By April 29, 2015, PNDA told one of the “Vibeking” writers that Tesfaye had replied “shits fiiiire” to emails containing the track. Again, on May 15, 2015, PNDA told one of the writers that The Weeknd did listen to “Vibeking” and commented “it’s fire,” reconfirming his note from a few weeks before.
Next, PNDA wrote to Strange, saying “Just gonna tell [The Weeknd] that our production team wrote the track. Cool? Or u have another idea? Just don’t wanna say ‘hey, [Strange] wrote this’ when he doesn’t know u.” To this, Strange replied, “[The Weeknd] knows me. Say both. [Strange] with Ponytail you met on Drake tour. Who is part of our production team.”
After this correspondence, the “Vibeking” writers never received any license or agreement from The Weeknd’s team to authorize use of the song, but by March 30, 2018, The Weeknd’s EP My Dear Melancholy, featuring “Call Out My Name” as its first track, was released, listing just Tesfaye, Frank Dukes and Nicolas Jaar as its writers.
The song has gone on to amass at least $1.06 million in publishing royalties in the U.S. alone from streaming, sales and airplay, Billboard estimates based on data from MRC Data. This estimate excludes any potential publishing royalties made from synchronization and general licenses.
This is not the first time Tesfaye has been accused of copyright infringement. In 2015, the superstar was slapped with a lawsuit for his Hot 100 chart-topper "The Hills" after the track's producer direct messaged The Machine film scorer Tom Raybould, saying “I sampled your music might make it 2 the weeknd next album. Huge fan of what u did 4 the machine movie!” The sample was never cleared, and “The Hills” writers were sued for substantial similarity in both the song and recording copyrights.

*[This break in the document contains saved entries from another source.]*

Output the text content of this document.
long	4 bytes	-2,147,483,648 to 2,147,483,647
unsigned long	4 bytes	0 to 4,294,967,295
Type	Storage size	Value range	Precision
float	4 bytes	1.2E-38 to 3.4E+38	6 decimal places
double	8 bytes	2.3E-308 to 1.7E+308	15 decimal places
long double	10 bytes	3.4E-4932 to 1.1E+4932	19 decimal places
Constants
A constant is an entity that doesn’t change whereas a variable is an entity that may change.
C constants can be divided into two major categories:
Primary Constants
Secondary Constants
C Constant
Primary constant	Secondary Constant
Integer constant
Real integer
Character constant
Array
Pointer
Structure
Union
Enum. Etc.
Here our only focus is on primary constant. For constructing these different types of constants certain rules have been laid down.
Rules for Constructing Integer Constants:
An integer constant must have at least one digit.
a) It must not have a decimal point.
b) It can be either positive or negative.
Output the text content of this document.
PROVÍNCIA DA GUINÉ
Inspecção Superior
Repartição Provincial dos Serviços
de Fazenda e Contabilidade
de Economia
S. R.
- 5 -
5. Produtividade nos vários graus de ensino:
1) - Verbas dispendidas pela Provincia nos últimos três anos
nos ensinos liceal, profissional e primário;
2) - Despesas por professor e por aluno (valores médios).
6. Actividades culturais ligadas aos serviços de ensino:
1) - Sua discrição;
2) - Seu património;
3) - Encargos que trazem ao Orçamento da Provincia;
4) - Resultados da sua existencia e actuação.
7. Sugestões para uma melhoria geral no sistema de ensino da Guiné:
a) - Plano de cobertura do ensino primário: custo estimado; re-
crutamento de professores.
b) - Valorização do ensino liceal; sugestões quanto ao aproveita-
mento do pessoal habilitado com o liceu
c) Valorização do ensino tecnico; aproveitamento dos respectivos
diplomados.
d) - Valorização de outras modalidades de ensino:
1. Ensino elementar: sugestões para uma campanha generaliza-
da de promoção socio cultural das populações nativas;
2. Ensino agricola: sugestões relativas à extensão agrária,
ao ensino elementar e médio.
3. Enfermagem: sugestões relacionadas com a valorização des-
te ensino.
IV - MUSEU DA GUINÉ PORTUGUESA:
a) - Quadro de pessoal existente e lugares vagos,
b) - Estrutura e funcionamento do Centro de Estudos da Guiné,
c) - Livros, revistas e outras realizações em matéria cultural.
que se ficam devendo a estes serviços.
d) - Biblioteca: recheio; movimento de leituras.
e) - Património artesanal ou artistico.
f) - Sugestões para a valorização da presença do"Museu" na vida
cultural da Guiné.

In 2018, Tesfaye was accused of plagiarizing the 2007 experimental rock track “Sunrise” by Yeasayer for The Weeknd's "Pray for Me," a collaboration with Kendrick Lamar for the film Black Panther. This case was voluntarily dismissed by Yeasayer after the band “confirmed to their satisfaction that no copyright infringement occurred.” Another accusation followed the year after when Brian Clover and Scott McCulloch filed a lawsuit, saying The Weeknd copied their 2005 song “I Need to Love” on his Starboy album cut "A Lonely Night." This was dismissed in 2020 after the presiding judge was unpersuaded by the “I Need to Love” songwriters. Earlier this year, Clover and McCulloch appealed to the Ninth Circuit court.
According to Chris Ghazarian, a lawyer representing the "Vibeking" writing duo with Stephen Doniger and Benjamin Tookey, “The Weeknd is no stranger to accusations of infringement, and this one is probably the most egregious case to date,” he says.
“Epikker (Suniel and Henry) works with many artists in the industry, and was profoundly disappointed when The Weeknd and his team copied “Vibeking,” an original Epikker song that was shared with them years ago in good faith. I look forward to working with Doniger Burroughs to secure reasonable compensation and credit for Epikker in connection with “Call Out My Name.”
Representatives for The Weeknd did not respond to requests for comment.